2018年7月7日(土) 14:00 〜 15:00 第3会場 (302)

座長:大月 審一(岡山大学病院 小児循環器科)
座長:矢崎 諭(榊原記念病院 小児循環器科)

[III-OR33-04] Myanmar Experience of Transcatheter closure of PDA with near systemic pulmonary arterial pressure

Hnin Le Phyu1, Khin Mg Oo1, 杉山 央2 (1.ヤンキン小児病院, 2.東京女子医科大学 循環器小児科)
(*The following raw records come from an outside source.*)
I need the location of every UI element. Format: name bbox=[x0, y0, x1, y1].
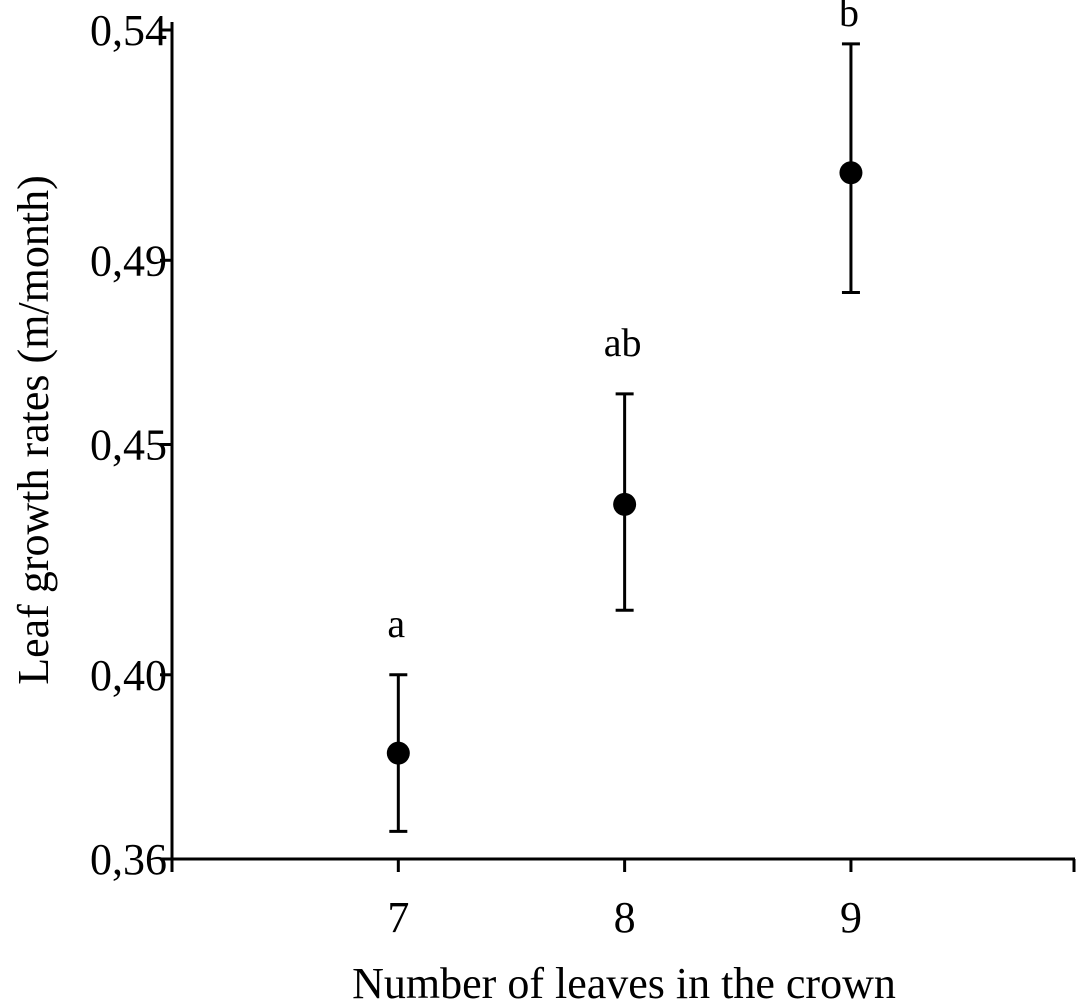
axes bbox=[170, 22, 1075, 861]
data-point bbox=[839, 161, 863, 185]
significance-label: ab bbox=[604, 320, 642, 365]
significance-label: b bbox=[839, 0, 859, 35]
data-points: a ab b bbox=[386, 0, 863, 833]
data-point bbox=[386, 741, 410, 765]
y-axis-title: Leaf growth rates (m/month) bbox=[9, 175, 58, 685]
x-axis-title: Number of leaves in the crown bbox=[352, 959, 896, 1002]
y-tick-label: 0,54 bbox=[90, 6, 167, 55]
y-tick-label: 0,49 bbox=[90, 236, 167, 285]
significance-label: a bbox=[387, 601, 405, 646]
y-tick-label: 0,36 bbox=[90, 835, 167, 884]
y-axis-ticks: 0,36 0,40 0,45 0,49 0,54 bbox=[90, 6, 172, 884]
y-tick-label: 0,40 bbox=[90, 651, 167, 700]
x-tick-label: 9 bbox=[840, 893, 862, 942]
data-point bbox=[613, 492, 637, 516]
x-axis-ticks: 7 8 9 bbox=[170, 859, 1076, 942]
y-tick-label: 0,45 bbox=[90, 421, 167, 470]
x-tick-label: 7 bbox=[387, 893, 409, 942]
x-tick-label: 8 bbox=[614, 893, 636, 942]
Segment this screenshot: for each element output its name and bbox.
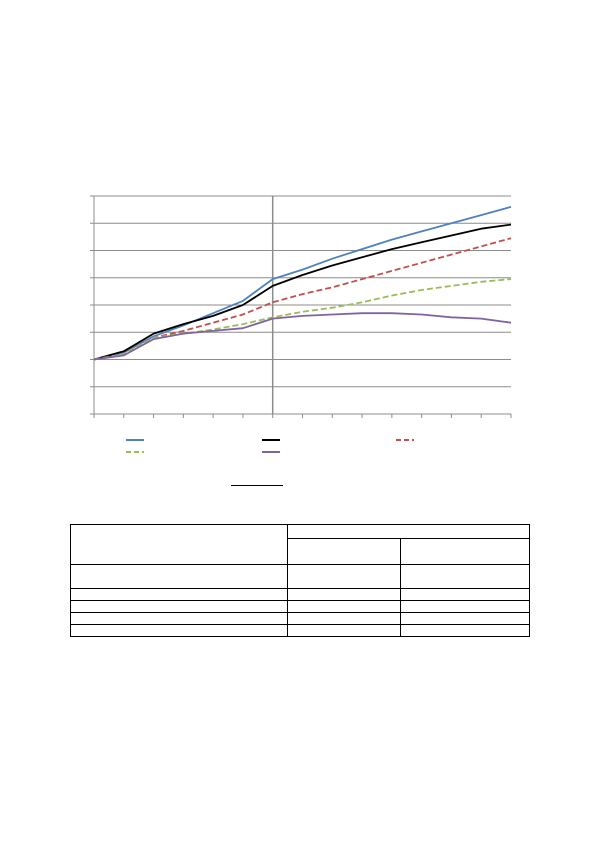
legend: [126, 439, 414, 453]
table-cell: [287, 624, 401, 637]
series-line-4: [93, 278, 512, 361]
series-line-3: [93, 237, 512, 361]
chart-axes: [90, 195, 512, 418]
table-header-cell: [287, 524, 530, 539]
series-lines: [93, 206, 512, 361]
table-cell: [287, 564, 401, 589]
table-header-cell: [400, 538, 530, 565]
table-cell: [400, 624, 530, 637]
table-cell: [70, 600, 288, 613]
table-cell: [400, 588, 530, 601]
table-cell: [70, 612, 288, 625]
table-subheader-row: [71, 538, 530, 565]
series-line-2: [93, 223, 512, 361]
table-cell: [400, 612, 530, 625]
table-cell: [400, 564, 530, 589]
table-header-cell: [287, 538, 401, 565]
table-cell: [70, 624, 288, 637]
table-header-cell: [70, 524, 288, 565]
table-cell: [70, 564, 288, 589]
table-row: [70, 600, 530, 613]
table-row: [70, 588, 530, 601]
series-line-1: [93, 206, 512, 361]
signature-rule: [231, 485, 283, 486]
table-cell: [70, 588, 288, 601]
data-table: [70, 524, 530, 637]
table-cell: [400, 600, 530, 613]
table-row: [70, 612, 530, 625]
table-cell: [287, 600, 401, 613]
table-cell: [287, 612, 401, 625]
table-header-row: [70, 524, 530, 565]
table-cell: [287, 588, 401, 601]
series-line-5: [93, 312, 512, 361]
table-row: [70, 564, 530, 589]
table-row: [70, 624, 530, 637]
キーワード:PDA, pulmonary hypertension, Myanmar

Background:In Myanmar, we often see patients having Patent Ductus Arteriosus (PDA) with near systemic PH and deciding them for transcatheter closure(TCC) is challenging. Objective:To share Myanmar experience of TCC of PDA with PH. Methods:Retrospective study. We reviewed demographic data and clinical findings and catheterization procedures of 16 children with PDA and PASP≧80% of Systolic Blood Pressure(SBP) who underwent TCC at YKCH, Myanmar from August 2015 to August 2017.Results:The mean age at procedure was 5.6yr(range=5m-14 yr).Male to female ratio is 3:13.Mean body weight was 14±7.9kg.Mean PASP is 83±13mmHg.Minimal PDA diameter is 8.8±3.9mm at pulmonary end.Balloon occlusion test was done in one child.Hemodynamic response was observed up to thirty minutes after device indwelling.PASP reduced in 14 children(60±14mmHg) and device closure was succeeded.Various Duct Occluders were used in 7patients and muscular VSD Occluders in 7 patients. In two boys, hemodynamic instability occurred in trial device closure so we abandoned it.All patients were stable after device closure. Success rate of procedure was 88%.Recheck echo was done in next day,1m, 3m and 6m after procedure. No complication occurred. All children improved clinically. Parameters for PHT found reduced in recheck echo.Conclusion:TCC of large PDA with high PASP is feasible, effective and relatively safe as far as we experienced.